Turkish Airlines conducted me safely to Beijing which after the Air France / KLM runaround made me feel quite grateful for basic efficiency and courtesy. My travelling companion seated beside me was a private security contractor on his way to Iraq. When he described the work he was stepping back into (along with about 10 other large British men in their 30s also on this flight) it made me feel very grateful that I was heading to a peaceful place to pursue work I enjoyed. It is easy to take things for granted and get wound up by the Lindas of this world, missing the bigger picture.
Jimmy was quite a lot more cultured and worldly wise than I had imagined ex-army Afghan vets to be and I was glad to have these expectations of mine broken. He understood the thrust of The Customer Is Always Wrong when I described it to him and related it to his world of working with Americans and Iraqis. Where it became interesting was when he said how the British forces tended to be far more cynical about the operation than the American forces and this made me wonder which was the better and which the worse: to fight in bad faith or to pursue folly wholeheartedly?
Perhaps the issue is to what extent is the famed British sense of irony simply a defensive mechanism that does little to change ones course of action but rather is something that protects one from the results of actions, whether they be positive or negative.
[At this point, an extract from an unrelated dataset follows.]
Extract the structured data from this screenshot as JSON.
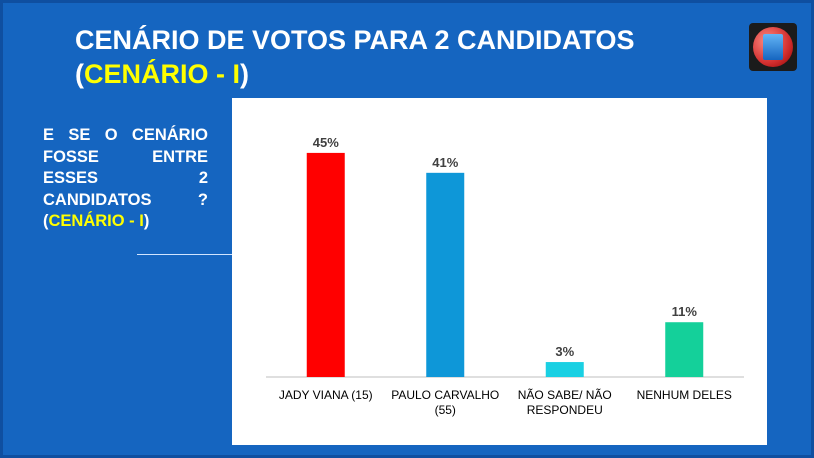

I read this morning that the British are among the most pessimistic people in the world today, topped by only the Italians and Belgians. Unfortunately reading further it became clear that the idea of pessimism was one restricted to economics: pessimistic about making purchases or about job security. This made me wonder if there could be a wider index of pessimism, of half empty/ half full thinking on a broader level. I shall have to look into Chinese pessimism to see what sort of shape it takes. In the economic survey the Chinese came out pretty positively though they were topped by the Brazilians, but do those statistics say anything about a wider frame of mind? This is something I shall be interested to look into.